Si les dernières décennies ont vu une augmentation de la traite des personnes, les femmes des trois groupes de lutte contre la traite avec lesquels j’ai parlé dans diverses villes californiennes sont d’accord : rien n’est comparable à l’augmentation stupéfiante de la traite qu’elles ont observée ces derniers mois. Stephany Powell, qui a été sergent à la section des mœurs du service de police de Los Angeles, connaît bien les rues de la ville. Au cours des six derniers mois, le nombre de prostituées a doublé, dit-elle. « Sur Figueroa, entre la 68e et la 75e, en une heure, vous pouviez voir environ 30 filles dehors. Maintenant, vous pouvez en voir de 60 à 65 en une heure. »
Au cours des six derniers mois, le nombre de prostituées a doublé, selon Powell. « Sur Figueroa, entre la 68e et la 75e, en une heure, vous pouviez voir environ 30 filles dehors. Maintenant, vous pouvez en voir de 60 à 65 en une heure. »
Qu’est-ce qui a changé ? La réponse, m’ont dit ces militantes, est le projet de loi 357 du Sénat californien. Signée par le gouverneur Gavin Newsom en juillet dernier, cette mesure dépénalise le fait de flâner dans l’intention de se livrer à la prostitution. La loi n’est officiellement entrée en vigueur que le 1er janvier de cette année, mais dès qu’elle a été adoptée en juillet, la réalité sur le terrain a changé, disent-elles. « Dès que le gouverneur l’a signée, on a commencé à voir une recrudescence des prostitueurs dans les rues », déclare Mme Powell. Et sur les médias sociaux, les proxénètes disaient : ‘Vous faites mieux de sortir et d’aller travailler parce que les rues nous appartiennent maintenant’. »

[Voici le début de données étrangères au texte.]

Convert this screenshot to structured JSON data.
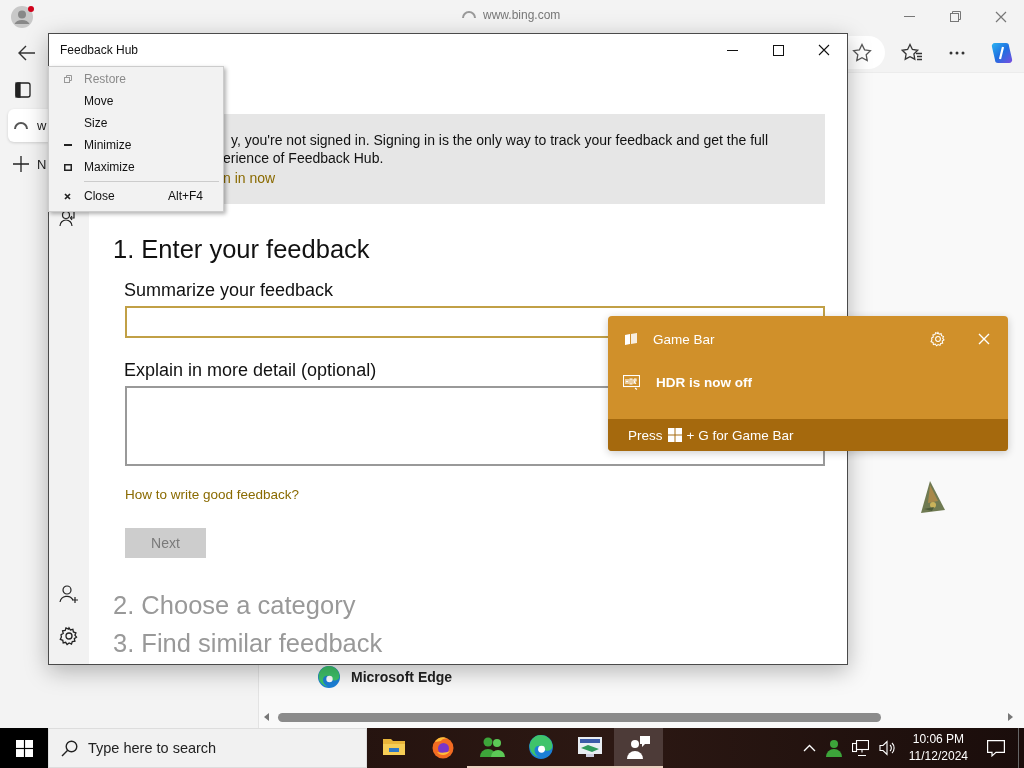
{
  "browser": {
    "title": "www.bing.com",
    "tab_title": "w",
    "new_tab_label": "N",
    "page_label": "Microsoft Edge"
  },
  "feedback_window": {
    "title": "Feedback Hub",
    "banner": {
      "lines": [
        "y, you're not signed in. Signing in is the only way to track your feedback and get the full",
        "erience of Feedback Hub."
      ],
      "link": "n in now"
    },
    "heading": "1. Enter your feedback",
    "summary_field": {
      "label": "Summarize your feedback",
      "focused": true
    },
    "detail_field": {
      "label": "Explain in more detail (optional)",
      "focused": false
    },
    "help_link": "How to write good feedback?",
    "next_button": {
      "label": "Next",
      "disabled": true
    },
    "steps": [
      "2. Choose a category",
      "3. Find similar feedback"
    ]
  },
  "system_menu": {
    "items": [
      {
        "kind": "restore",
        "label": "Restore",
        "disabled": true
      },
      {
        "kind": "move",
        "label": "Move",
        "disabled": false
      },
      {
        "kind": "size",
        "label": "Size",
        "disabled": false
      },
      {
        "kind": "minimize",
        "label": "Minimize",
        "disabled": false
      },
      {
        "kind": "maximize",
        "label": "Maximize",
        "disabled": false
      },
      {
        "kind": "separator"
      },
      {
        "kind": "close",
        "label": "Close",
        "shortcut": "Alt+F4",
        "disabled": false
      }
    ]
  },
  "game_bar": {
    "title": "Game Bar",
    "message": "HDR is now off",
    "hint_before": "Press",
    "hint_after": "+ G for Game Bar"
  },
  "taskbar": {
    "search_placeholder": "Type here to search",
    "apps": [
      {
        "kind": "explorer",
        "running": false,
        "selected": false
      },
      {
        "kind": "firefox",
        "running": false,
        "selected": false
      },
      {
        "kind": "people",
        "running": true,
        "selected": false
      },
      {
        "kind": "edge",
        "running": true,
        "selected": false
      },
      {
        "kind": "monitor",
        "running": true,
        "selected": false
      },
      {
        "kind": "feedback",
        "running": true,
        "selected": true
      }
    ],
    "time": "10:06 PM",
    "date": "11/12/2024"
  }
}
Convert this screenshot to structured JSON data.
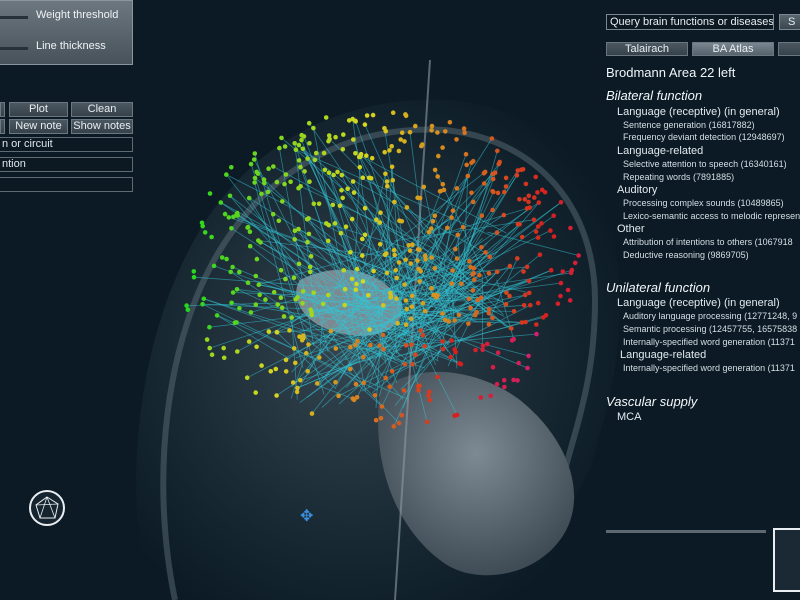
{
  "sliders": [
    {
      "label": "Weight threshold"
    },
    {
      "label": "Line thickness"
    }
  ],
  "toolbar": {
    "plot_label": "Plot",
    "clean_label": "Clean",
    "new_note_label": "New note",
    "show_notes_label": "Show notes"
  },
  "left_fields": [
    {
      "value": "n or circuit"
    },
    {
      "value": "ntion"
    },
    {
      "value": ""
    }
  ],
  "search": {
    "placeholder": "Query brain functions or diseases",
    "button_label": "S"
  },
  "atlas_tabs": [
    {
      "label": "Talairach"
    },
    {
      "label": "BA Atlas"
    }
  ],
  "area_title": "Brodmann Area 22 left",
  "sections": {
    "bilateral": {
      "title": "Bilateral function",
      "categories": [
        {
          "name": "Language (receptive) (in general)",
          "items": [
            "Sentence generation (16817882)",
            "Frequency deviant detection (12948697)"
          ]
        },
        {
          "name": "Language-related",
          "items": [
            "Selective attention to speech (16340161)",
            "Repeating words (7891885)"
          ]
        },
        {
          "name": "Auditory",
          "items": [
            "Processing complex sounds (10489865)",
            "Lexico-semantic access to melodic represen"
          ]
        },
        {
          "name": "Other",
          "items": [
            "Attribution of intentions to others (1067918",
            "Deductive reasoning (9869705)"
          ]
        }
      ]
    },
    "unilateral": {
      "title": "Unilateral function",
      "categories": [
        {
          "name": "Language (receptive) (in general)",
          "items": [
            "Auditory language processing (12771248, 9",
            "Semantic processing (12457755, 16575838",
            "Internally-specified word generation (11371"
          ]
        },
        {
          "name": "Language-related",
          "items": [
            "Internally-specified word generation (11371"
          ]
        }
      ]
    },
    "vascular": {
      "title": "Vascular supply",
      "value": "MCA"
    }
  },
  "colors": {
    "connection": "#33c4d4",
    "background": "#0b1a24"
  }
}
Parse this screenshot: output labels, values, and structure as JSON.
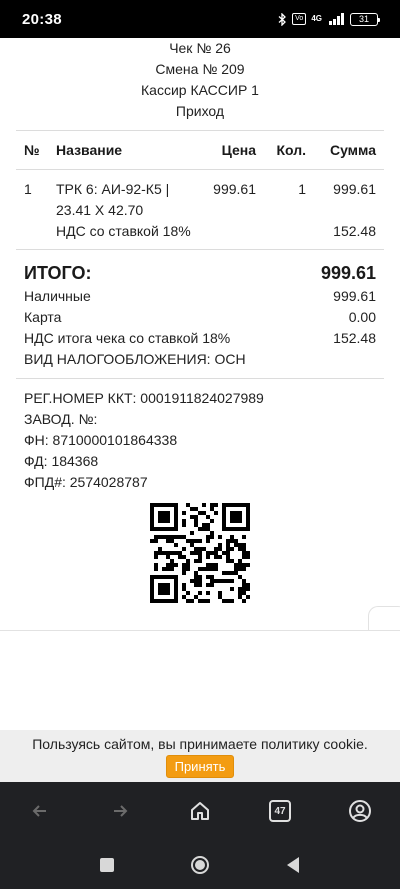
{
  "status_bar": {
    "time": "20:38",
    "battery": "31",
    "network": "4G",
    "icons": [
      "bluetooth-icon",
      "volte-icon",
      "signal-icon",
      "battery-icon"
    ]
  },
  "receipt": {
    "header": [
      "Чек № 26",
      "Смена № 209",
      "Кассир КАССИР 1",
      "Приход"
    ],
    "columns": {
      "no": "№",
      "name": "Название",
      "price": "Цена",
      "qty": "Кол.",
      "sum": "Сумма"
    },
    "items": [
      {
        "no": "1",
        "name": "ТРК 6: АИ-92-К5 | 23.41 X 42.70",
        "price": "999.61",
        "qty": "1",
        "sum": "999.61"
      }
    ],
    "item_vat": {
      "label": "НДС со ставкой 18%",
      "value": "152.48"
    },
    "total": {
      "label": "ИТОГО:",
      "value": "999.61"
    },
    "payments": [
      {
        "label": "Наличные",
        "value": "999.61"
      },
      {
        "label": "Карта",
        "value": "0.00"
      },
      {
        "label": "НДС итога чека со ставкой 18%",
        "value": "152.48"
      }
    ],
    "tax_system": "ВИД НАЛОГООБЛОЖЕНИЯ: ОСН",
    "kkt": [
      "РЕГ.НОМЕР ККТ: 0001911824027989",
      "ЗАВОД. №:",
      "ФН: 8710000101864338",
      "ФД: 184368",
      "ФПД#: 2574028787"
    ]
  },
  "cookie": {
    "text": "Пользуясь сайтом, вы принимаете политику cookie.",
    "accept_label": "Принять",
    "accent_color": "#f39c12"
  },
  "browser": {
    "tabs_count": "47"
  }
}
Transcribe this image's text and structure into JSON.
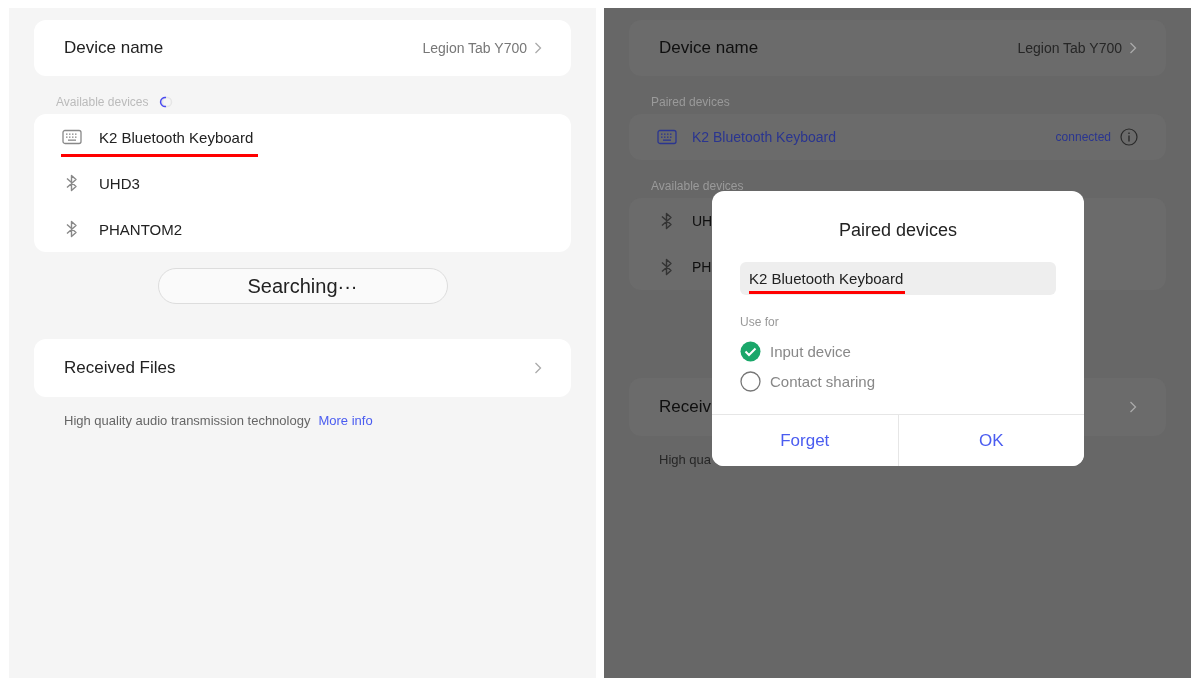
{
  "left": {
    "device_name": {
      "label": "Device name",
      "value": "Legion Tab Y700"
    },
    "available": {
      "label": "Available devices",
      "searching": true,
      "devices": [
        {
          "kind": "keyboard",
          "name": "K2 Bluetooth Keyboard",
          "underlined": true
        },
        {
          "kind": "bluetooth",
          "name": "UHD3",
          "underlined": false
        },
        {
          "kind": "bluetooth",
          "name": "PHANTOM2",
          "underlined": false
        }
      ]
    },
    "search_button": "Searching···",
    "received_files": "Received Files",
    "footer": {
      "text": "High quality audio transmission technology",
      "link": "More info"
    }
  },
  "right": {
    "device_name": {
      "label": "Device name",
      "value": "Legion Tab Y700"
    },
    "paired": {
      "label": "Paired devices",
      "devices": [
        {
          "kind": "keyboard",
          "name": "K2 Bluetooth Keyboard",
          "status": "connected"
        }
      ]
    },
    "available": {
      "label": "Available devices",
      "devices": [
        {
          "kind": "bluetooth",
          "name": "UH",
          "underlined": false
        },
        {
          "kind": "bluetooth",
          "name": "PH",
          "underlined": false
        }
      ]
    },
    "received_files": "Receiv",
    "footer": {
      "text": "High qua"
    },
    "dialog": {
      "title": "Paired devices",
      "field_value": "K2 Bluetooth Keyboard",
      "underlined": true,
      "section_label": "Use for",
      "options": [
        {
          "label": "Input device",
          "checked": true
        },
        {
          "label": "Contact sharing",
          "checked": false
        }
      ],
      "buttons": [
        "Forget",
        "OK"
      ]
    }
  }
}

Les proxénètes avaient raison : la police a cessé de procéder à des arrestations pour des crimes qui ne seraient plus poursuivis. La loi contre le proxénétisme avait permis aux agents d’interroger les femmes et les jeunes qu’ils soupçonnaient d’être aux prises d’un réseau de prostitution. « En tant qu’officier de police, vous devez avoir une cause probable pour arrêter et enquêter, m’explique Mme Powell. Donc si j’ai une loi qui dit que vous ne pouvez pas flâner dans cette zone, en collants et en string, en faisant signe aux voitures, je pourrais vous arrêter pour flânage. Mais si je dis juste que je vous arrête parce que vous me semblez trop jeune, c’est un peu faible. Donc, ça enlève un outil ». En l’absence de cette loi, les mains de la police sont soudainement liées. Désormais, interroger les femmes – et potentiellement provoquer une confrontation violente avec leurs proxénètes – apparaissait comme un pari perdant, un risque que les policiers californiens allaient désormais éviter.
La prostitution reste illégale en Californie. Mais la police a perdu beaucoup de terrain dans ses efforts pour la contenir, m’ont souligné les femmes des associations de lutte contre la traite des personnes de la Bay Area, de San Diego et de Los Angeles. « Le seul moment où ils ont le droit d’intervenir et d’enquêter, c’est s’ils entendent une transaction en cours entre l’acheteur et la personne exploitée », déclare Mme Russell, qui travaille en étroite collaboration avec le département de police d’Oakland. « Cela signifie qu’il doit s’agir d’une opération d’infiltration dans laquelle un agent se fait passer pour une personne exploitée qui peut réellement entendre la transaction. Tout autre scénario ne serait pas un motif suffisant pour que la police s’implique. »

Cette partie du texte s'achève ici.